7. The decision of the majority has the force of a decision of the whole Tribunal.

8. The decision of the Tribunal has for the parties the force of an Agreement or Treaty.

SCHIEDSRICHTERLICHES VERFAHREN.

VON DR. J. C. BLUNTSCHLI.

1867.

1. Die streitenden Parteien können auch die Erledigung ihres Streites einem Schiedsgericht übertragen.

2. In der Regel steht es den Parteien, welche ein Schiedsgericht berufen, frei, zu bestimmen, wem das Schiedsrichteramt übertragen werde.

3. Vertragen sich die Parteien nicht über gemeinsam zu ernennende Schiedsrichter, so ist anzunehmen, jede Partei wähle ihre Schiedsmänner frei, aber in gleicher Anzahl, wie die Gegenpartei. Ist nicht verabredet, wie der Obmann zu bezeichnen sei, so steht es den beiderseitigen Schiedsrichtern zu, entweder den Obmann gemeinsam zu wählen oder einem unparteiischen Dritten die Wahl desselben anheim zu geben.

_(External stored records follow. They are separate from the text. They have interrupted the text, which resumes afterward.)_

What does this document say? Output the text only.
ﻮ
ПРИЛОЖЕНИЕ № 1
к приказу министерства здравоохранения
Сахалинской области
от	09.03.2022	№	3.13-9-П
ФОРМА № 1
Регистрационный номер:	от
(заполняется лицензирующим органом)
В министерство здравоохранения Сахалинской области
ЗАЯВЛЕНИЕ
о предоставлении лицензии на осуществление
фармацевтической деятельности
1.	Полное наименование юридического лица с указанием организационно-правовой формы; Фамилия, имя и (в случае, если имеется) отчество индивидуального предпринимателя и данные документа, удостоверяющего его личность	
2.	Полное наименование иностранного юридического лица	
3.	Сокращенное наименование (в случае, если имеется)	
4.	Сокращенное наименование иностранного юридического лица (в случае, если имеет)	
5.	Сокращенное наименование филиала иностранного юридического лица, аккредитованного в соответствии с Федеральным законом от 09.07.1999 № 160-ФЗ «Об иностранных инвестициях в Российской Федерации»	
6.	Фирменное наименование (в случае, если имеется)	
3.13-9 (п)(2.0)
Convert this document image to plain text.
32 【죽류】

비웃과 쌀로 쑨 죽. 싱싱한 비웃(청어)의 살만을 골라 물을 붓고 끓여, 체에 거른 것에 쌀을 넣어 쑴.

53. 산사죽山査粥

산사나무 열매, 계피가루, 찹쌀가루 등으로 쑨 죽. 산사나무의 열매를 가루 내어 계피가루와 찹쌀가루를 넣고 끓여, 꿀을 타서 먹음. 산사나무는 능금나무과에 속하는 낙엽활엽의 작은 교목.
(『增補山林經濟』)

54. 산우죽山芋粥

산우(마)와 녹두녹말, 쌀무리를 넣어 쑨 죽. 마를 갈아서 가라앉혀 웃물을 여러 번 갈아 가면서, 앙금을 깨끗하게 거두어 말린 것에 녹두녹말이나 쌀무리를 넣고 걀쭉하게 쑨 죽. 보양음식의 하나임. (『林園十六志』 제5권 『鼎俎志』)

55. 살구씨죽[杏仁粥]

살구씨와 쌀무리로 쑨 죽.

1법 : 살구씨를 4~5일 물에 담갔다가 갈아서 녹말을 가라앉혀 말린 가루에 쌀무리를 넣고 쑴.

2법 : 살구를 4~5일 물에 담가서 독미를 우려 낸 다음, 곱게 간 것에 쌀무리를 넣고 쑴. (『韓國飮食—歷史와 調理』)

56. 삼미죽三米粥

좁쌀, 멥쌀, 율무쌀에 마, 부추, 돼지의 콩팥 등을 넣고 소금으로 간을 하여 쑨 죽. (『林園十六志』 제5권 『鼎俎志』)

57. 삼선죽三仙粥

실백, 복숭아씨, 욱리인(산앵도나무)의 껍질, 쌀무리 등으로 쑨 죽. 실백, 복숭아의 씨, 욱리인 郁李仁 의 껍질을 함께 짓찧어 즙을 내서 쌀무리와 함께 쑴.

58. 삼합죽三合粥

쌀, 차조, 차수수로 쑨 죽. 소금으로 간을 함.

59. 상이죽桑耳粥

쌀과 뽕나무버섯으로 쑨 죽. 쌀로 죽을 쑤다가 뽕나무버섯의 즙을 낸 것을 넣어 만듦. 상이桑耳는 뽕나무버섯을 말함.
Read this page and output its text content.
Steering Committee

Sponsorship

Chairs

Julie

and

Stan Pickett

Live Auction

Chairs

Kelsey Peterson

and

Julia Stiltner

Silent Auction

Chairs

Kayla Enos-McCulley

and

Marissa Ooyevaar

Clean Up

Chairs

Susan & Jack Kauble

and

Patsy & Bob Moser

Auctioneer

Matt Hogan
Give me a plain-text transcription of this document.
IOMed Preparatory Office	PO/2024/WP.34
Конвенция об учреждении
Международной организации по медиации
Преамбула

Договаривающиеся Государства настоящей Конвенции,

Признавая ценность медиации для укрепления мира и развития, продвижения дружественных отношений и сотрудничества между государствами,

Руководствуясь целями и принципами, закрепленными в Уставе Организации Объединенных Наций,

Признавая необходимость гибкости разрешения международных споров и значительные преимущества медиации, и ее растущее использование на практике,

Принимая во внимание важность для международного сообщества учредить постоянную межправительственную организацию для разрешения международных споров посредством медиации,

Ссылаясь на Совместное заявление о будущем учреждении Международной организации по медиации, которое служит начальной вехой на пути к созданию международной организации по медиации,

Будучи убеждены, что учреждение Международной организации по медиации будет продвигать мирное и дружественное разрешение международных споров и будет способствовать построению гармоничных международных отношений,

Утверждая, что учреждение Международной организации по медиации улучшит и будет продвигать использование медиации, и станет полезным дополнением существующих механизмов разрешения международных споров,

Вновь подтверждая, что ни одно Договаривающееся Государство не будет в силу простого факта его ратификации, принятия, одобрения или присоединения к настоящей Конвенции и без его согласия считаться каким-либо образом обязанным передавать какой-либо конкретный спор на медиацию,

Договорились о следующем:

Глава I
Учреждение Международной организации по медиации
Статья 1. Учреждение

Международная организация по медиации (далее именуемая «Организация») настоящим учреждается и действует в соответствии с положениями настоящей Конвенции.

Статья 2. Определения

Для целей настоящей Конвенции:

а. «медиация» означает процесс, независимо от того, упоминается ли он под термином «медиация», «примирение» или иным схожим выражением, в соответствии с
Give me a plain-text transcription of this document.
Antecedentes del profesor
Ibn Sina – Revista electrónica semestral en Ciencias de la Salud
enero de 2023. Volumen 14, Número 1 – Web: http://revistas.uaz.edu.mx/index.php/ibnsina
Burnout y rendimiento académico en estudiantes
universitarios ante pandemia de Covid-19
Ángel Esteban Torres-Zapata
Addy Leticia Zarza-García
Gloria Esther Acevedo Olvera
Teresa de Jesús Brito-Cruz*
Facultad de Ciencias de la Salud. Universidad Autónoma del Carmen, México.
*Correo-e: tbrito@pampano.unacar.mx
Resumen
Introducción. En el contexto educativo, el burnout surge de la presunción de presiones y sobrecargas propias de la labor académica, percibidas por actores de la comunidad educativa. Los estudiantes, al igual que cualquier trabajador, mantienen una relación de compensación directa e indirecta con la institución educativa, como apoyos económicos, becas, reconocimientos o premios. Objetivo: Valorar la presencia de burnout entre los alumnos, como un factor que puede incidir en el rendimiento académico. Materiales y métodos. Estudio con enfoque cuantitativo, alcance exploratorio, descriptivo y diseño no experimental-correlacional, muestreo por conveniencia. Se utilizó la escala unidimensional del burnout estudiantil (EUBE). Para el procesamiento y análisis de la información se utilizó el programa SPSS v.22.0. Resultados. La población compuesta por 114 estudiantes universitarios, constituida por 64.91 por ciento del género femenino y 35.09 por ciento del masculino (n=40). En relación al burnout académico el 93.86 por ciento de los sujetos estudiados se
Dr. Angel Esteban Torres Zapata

4. Das aus mehreren Personen bestehende Schiedsgericht handelt gemeinsam als Ein Körper. Es vernimmt die Parteien und je nach Umständen auch Zeugen und Sachverständige, prüft die erheblichen Thatsachen und erhebt die erforderlichen Beweise.

5. Das Schiedsgericht gilt im Zweifel als ermächtigt, den Parteien billige Vergleichsvorschläge zu machen.

6. Das Schiedsgericht urtheilt über die Auslegung des Compromisses der Parteien und demgemäss über seine Competenz.

7. Der Spruch der Mehrheit gilt als Spruch des ganzen Schiedsgerichts.

8. Der Spruch des Schiedsgerichts wirkt für die Parteien, wie ein Vergleich.